Kommen Sie mit jedem Impfstoff gleich gut zurecht?

Die Antwort ist einfach: Es gibt nur Biontech. Das ist natürlich ein Aufwand, man muss ihn auftauen. Das heißt, Sie bekommen ihn ja entsprechend weniger gekühlt von Apotheken, dann müssen wir das in den Praxen aufbereiten, müssen das in einem bestimmten Zeitraum verimpfen. Es muss alles organisiert sein und auf die Minute klappen. Das ist im Moment natürlich ein erheblicher Aufwand, darunter leidet der allgemeine Praxisablauf. Aber wir machen es für unsere Patienten, denen wir als Hausärzte uns verpflichtet fühlen. Betriebswirtschaftlich ist es absurd, wenn man pro Impfung 20 Euro bekommt.

 

20 Euro je Impfung?

Ja, im Impfzentrum kostet die Impfung das Zehnfache.

 

Da würde sich die Zeit im Impfzentrum für Sie ja mehr lohnen, angeblich soll ein Arzt dort 1000 Euro am Tag vergütet bekommen.

130 Euro in der Stunde, ja. Wenn man acht Stunden arbeitet. Aber beißen wir lieber die Zähne zusammen und denken nicht an die Betriebswirtschaft.

 

Wann können Hausärzte 100 oder 200 Dosen am Tag verimpfen?

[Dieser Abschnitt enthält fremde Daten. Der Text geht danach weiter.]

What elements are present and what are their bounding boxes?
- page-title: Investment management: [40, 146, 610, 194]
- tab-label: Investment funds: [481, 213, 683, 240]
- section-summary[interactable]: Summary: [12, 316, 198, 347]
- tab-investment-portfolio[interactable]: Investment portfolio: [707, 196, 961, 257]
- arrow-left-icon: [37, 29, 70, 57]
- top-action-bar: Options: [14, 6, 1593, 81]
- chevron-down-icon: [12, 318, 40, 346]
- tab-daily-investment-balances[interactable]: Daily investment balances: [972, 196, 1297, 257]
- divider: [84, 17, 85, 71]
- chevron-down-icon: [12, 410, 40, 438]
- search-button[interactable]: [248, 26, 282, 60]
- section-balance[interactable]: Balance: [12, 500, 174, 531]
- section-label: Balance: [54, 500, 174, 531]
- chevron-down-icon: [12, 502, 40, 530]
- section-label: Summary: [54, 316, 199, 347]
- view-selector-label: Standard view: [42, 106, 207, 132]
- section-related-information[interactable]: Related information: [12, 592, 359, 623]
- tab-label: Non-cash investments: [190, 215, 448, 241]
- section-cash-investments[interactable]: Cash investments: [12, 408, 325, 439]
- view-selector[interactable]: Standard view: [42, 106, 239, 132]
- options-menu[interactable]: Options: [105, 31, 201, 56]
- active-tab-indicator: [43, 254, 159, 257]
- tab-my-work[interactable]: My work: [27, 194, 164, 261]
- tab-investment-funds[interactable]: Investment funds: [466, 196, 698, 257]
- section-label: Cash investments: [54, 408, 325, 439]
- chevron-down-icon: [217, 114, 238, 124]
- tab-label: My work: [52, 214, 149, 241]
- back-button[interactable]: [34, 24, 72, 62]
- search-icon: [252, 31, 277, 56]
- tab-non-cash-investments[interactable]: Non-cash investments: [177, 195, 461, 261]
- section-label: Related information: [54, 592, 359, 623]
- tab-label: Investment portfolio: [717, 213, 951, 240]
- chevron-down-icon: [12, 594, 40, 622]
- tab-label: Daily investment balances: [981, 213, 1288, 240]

Da kann ich offen gestanden keine Prognose abgeben. Das hängt einfach an der Politik. Wir werden nahezu jeden Tag mit neuen Informationen zugepflastert, die sich teilweise widersprechen. Im Bundesverband der Hausärzte herrscht zur Zeit eine große Unruhe. Wir hoffen natürlich, dass wir bis zum August zumindest den größten Teil der Bevölkerung geimpft haben. Aber eine Prognose würde ich dazu nicht abgeben.

 

Zur Person

Dr. Berthold Dietsche, 68, ist Facharzt für Allgemeinmedizin in Freiburg und seit 35 Jahren niedergelassener Arzt. Er ist Vorsitzender des Hausärzteverbands Baden-Württemberg und Stellvertretender Bundesvorsitzender. Der Hausärzteverband ist die Interessenvertretung der Allgemeinärzte und hat nach eigenen Angaben in Baden-Württemberg 4000 Mitglieder, bundesweit sind es 30.000.